Grover: “What, you afraid it won't come off?”— Silver Streak (1976), screenplay by Colin Higgins, directed by Arthur Hiller
Sexually molested by a neighbor and a preacher, then abandoned at age 10 by his prostitute mother, Richard Pryor grew up in pain. He didn’t need more, in the form of white racism. But when the comic, in the middle of a studio picture with all the possibilities of a hit, came to this part of Silver Streak—a blackface segment reminding him of the vestiges of slavery and segregation—he balked, walking off the set.
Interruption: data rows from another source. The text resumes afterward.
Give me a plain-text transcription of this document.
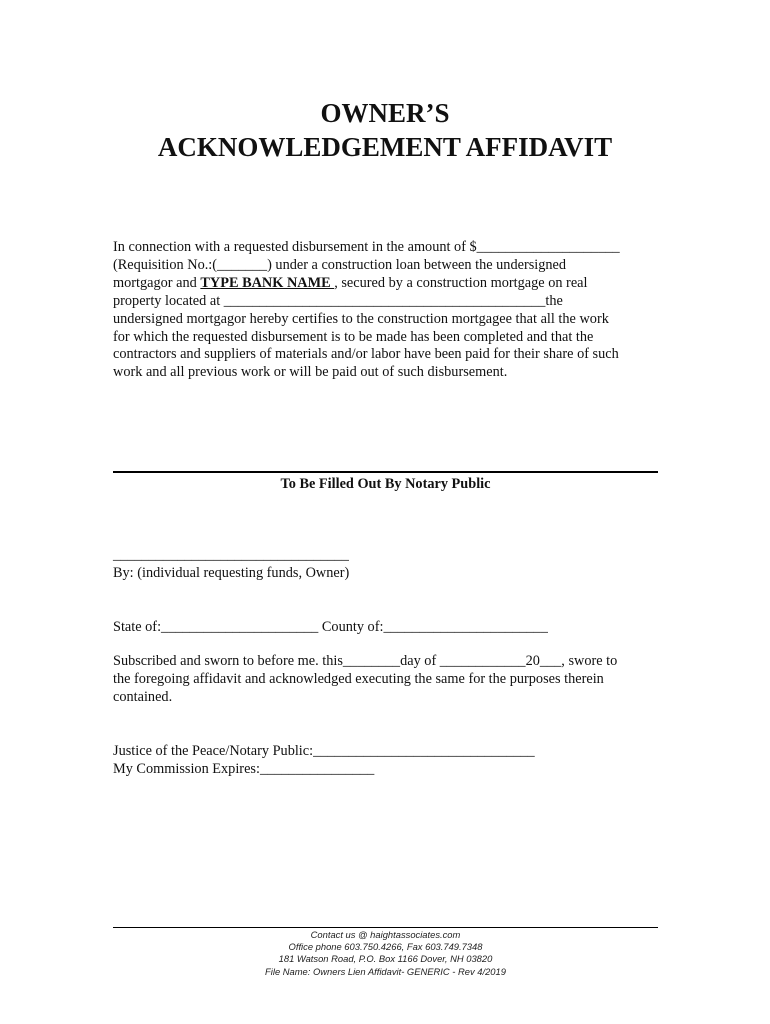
OWNER’S
ACKNOWLEDGEMENT AFFIDAVIT

In connection with a requested disbursement in the amount of $____________________
(Requisition No.:(_______) under a construction loan between the undersigned
mortgagor and TYPE BANK NAME , secured by a construction mortgage on real
property located at _____________________________________________the
undersigned mortgagor hereby certifies to the construction mortgagee that all the work
for which the requested disbursement is to be made has been completed and that the
contractors and suppliers of materials and/or labor have been paid for their share of such
work and all previous work or will be paid out of such disbursement.

To Be Filled Out By Notary Public
_________________________________
By: (individual requesting funds, Owner)
State of:______________________ County of:_______________________

Subscribed and sworn to before me. this________day of ____________20___, swore to
the foregoing affidavit and acknowledged executing the same for the purposes therein
contained.

Justice of the Peace/Notary Public:_______________________________
My Commission Expires:________________
Contact us @ haightassociates.com
Office phone 603.750.4266, Fax 603.749.7348
181 Watson Road, P.O. Box 1166 Dover, NH 03820
File Name: Owners Lien Affidavit- GENERIC - Rev 4/2019
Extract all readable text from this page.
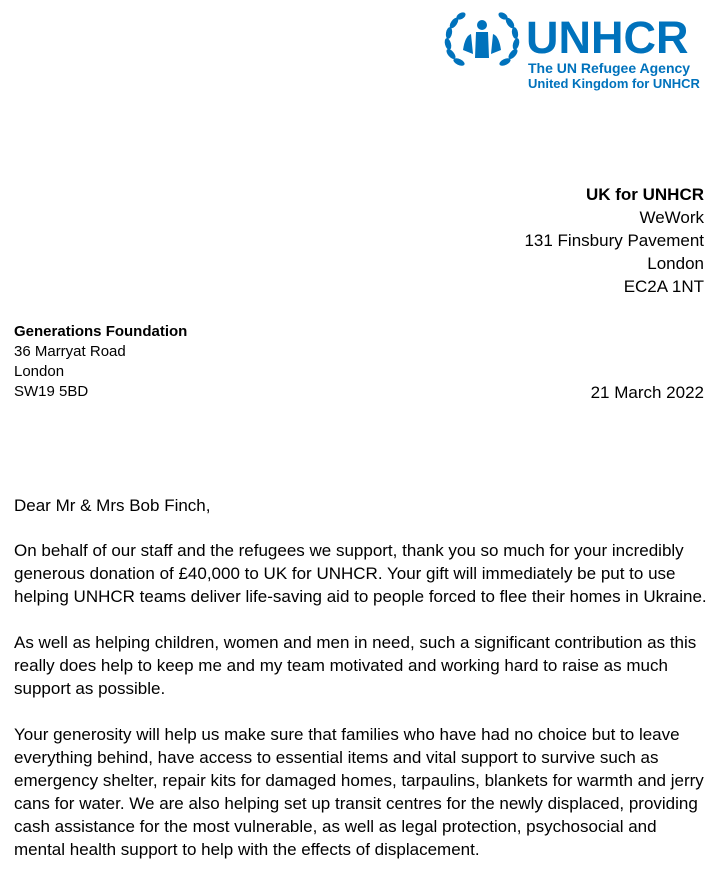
UNHCR
The UN Refugee Agency
United Kingdom for UNHCR
UK for UNHCR
WeWork
131 Finsbury Pavement
London
EC2A 1NT
Generations Foundation
36 Marryat Road
London
SW19 5BD	21 March 2022

Dear Mr & Mrs Bob Finch,

On behalf of our staff and the refugees we support, thank you so much for your incredibly generous donation of £40,000 to UK for UNHCR. Your gift will immediately be put to use helping UNHCR teams deliver life-saving aid to people forced to flee their homes in Ukraine.

As well as helping children, women and men in need, such a significant contribution as this really does help to keep me and my team motivated and working hard to raise as much support as possible.

Your generosity will help us make sure that families who have had no choice but to leave everything behind, have access to essential items and vital support to survive such as emergency shelter, repair kits for damaged homes, tarpaulins, blankets for warmth and jerry cans for water. We are also helping set up transit centres for the newly displaced, providing cash assistance for the most vulnerable, as well as legal protection, psychosocial and mental health support to help with the effects of displacement.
It took some coaxing, but Pryor was lured back when director Arthur Hiller accepted his suggestion that the initial culmination of this scene—a white man coming in on Wilder and being fooled by the shoe-polish-and-jive act—be junked in favor of the comedian’s idea: “Instead of a white dude being fooled by the disguise,” Pryor recalled, “a black dude comes in and isn’t fooled. Here’s Gene snapping his fingers and holding his portable radio to his ear, and the black dude takes one look and says, ‘I don’t know what you think you’re doing, man, but you got to get the beat.'”
Far more consistently loaded on the subject of race was Pryor’s appearance on Saturday Night Live in the show’s first series. The comic’s demands for guest-hosting were far more numerous—and, often, less justifiable—than his grievances over the blackface segment in Silver Streak. On SNL, Pryor insisted that the new comedy-variety show hire as the episode’s musical guest Gil-Scott Heron, and that Pryor’s ex-wife Shelley also be allowed to perform. At the end of the haggling, showrunner Lorne Michaels said angrily of Pryor, "He better be funny."
He was. The "Word Association" skit with Chevy Chase (whom Pryor heartily disliked) might be the most famous, but Pryor's opening monologue was also well done, as is his part in the Exorcist parody.